DMD is characterized by a mutation that leads to a lack of dystrophin and muscle loss. It affects about one in 3,300 boys and has no known cure. Corticosteroids are the primary pharmacologic treatment for Duchenne, and four exon-skipping drugs — including three from Sarepta — have received accelerated FDA approval for patients with specific DMD mutations. The clinical benefit of these exon-skipping drugs has not been verified in confirmatory trials.
SRP-9001 delivers a gene that codes for a shortened form of dystrophin — a novel, engineered protein called micro-dystrophin — to help preserve muscle. To qualify for accelerated approval, Sarepta proposed expression of micro-dystrophin as a surrogate endpoint.
The goal of SRP-9001 treatment is to change the disease trajectory of DMD into a milder, Becker muscular dystrophy (BMD)-like phenotype, but no epidemiologic or pathophysiologic evidence of micro-dystrophin’s function exists, the FDA noted. The protein differs in important ways from both the endogenous shortened forms of dystrophin in patients with BMD and the internally truncated dystrophins expressed through exon-skipping drugs, the agency added.
In addition, the FDA expressed concerns about possibly giving a gene therapy that doesn’t work. Patients have one shot with gene therapy due to the immune response the treatment generates, the agency explained, and could not receive any of the other gene therapies currently being developed.
Friday’s meeting was fueled by debates about the implications of Sarepta’s clinical data, including a placebo-controlled trial of SRP-9001 that failed to demonstrate a statistically significant treatment effect, though subgroup analysis suggested possible benefits for boys, ages 4-5 years.
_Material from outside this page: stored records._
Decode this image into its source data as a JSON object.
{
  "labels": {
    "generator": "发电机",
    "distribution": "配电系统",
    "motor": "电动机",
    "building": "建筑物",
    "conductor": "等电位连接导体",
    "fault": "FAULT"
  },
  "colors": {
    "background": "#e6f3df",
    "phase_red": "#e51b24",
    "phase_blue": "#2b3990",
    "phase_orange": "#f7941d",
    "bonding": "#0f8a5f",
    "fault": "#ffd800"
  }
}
The company also showed videos of patients running, playing on a playground, and climbing stairs after they received the therapy.
“I think quality of life is very important here and we need to seriously take into account what we’re seeing in the videos,” said Christopher “Buddy” Cassidy, MA, of Annandale, Virginia, a patient representative on the committee who voted in favor of approval.
“I agree that the videos were compelling and there are good clinicians here who think this product works,” noted committee member Caleb Alexander, MD, MS, of Johns Hopkins University Bloomberg School of Public Health in Baltimore, who voted “no.”
But accelerated approval is more than that, Alexander emphasized. “The threshold of substantial evidence has to be met whether a product is being approved under the standard pathway or accelerated pathway,” he said.
The FDA’s decision could affect the entire field of Duchenne drug development, Alexander pointed out. “There’s a reason why our regulatory framework is regarded as the gold standard around the world and it’s because of the careful science and careful work the FDA and sponsors do, working together to bring new products to market,” he said. “The totality of evidence we’ve reviewed today, and that we reviewed in the briefing, simply doesn’t rise to the threshold of substantial evidence that’s required for accelerated approval.”
Some committee members also voiced concerns about confirmatory trials if SRP-9001 is granted accelerated approval. “We are very serious that, if this were to receive an accelerated approval, it would need to have confirmatory data from a clinical trial to support continued approval,” said Peter Marks, MD, PhD, director of the FDA Center for Biologics Evaluation and Research. “The agency understands the importance of getting these post-approval commitments — in this case, the confirmatory trial — answered.”
SRP-9001 currently is being studied in the placebo-controlled EMBARK trial, which Sarepta has proposed as its post-marketing confirmatory trial.
The FDA is scheduled to decide whether to approve SRP-9001 by May 29. The agency is not required to follow its advisory committees’ recommendations, but often it does.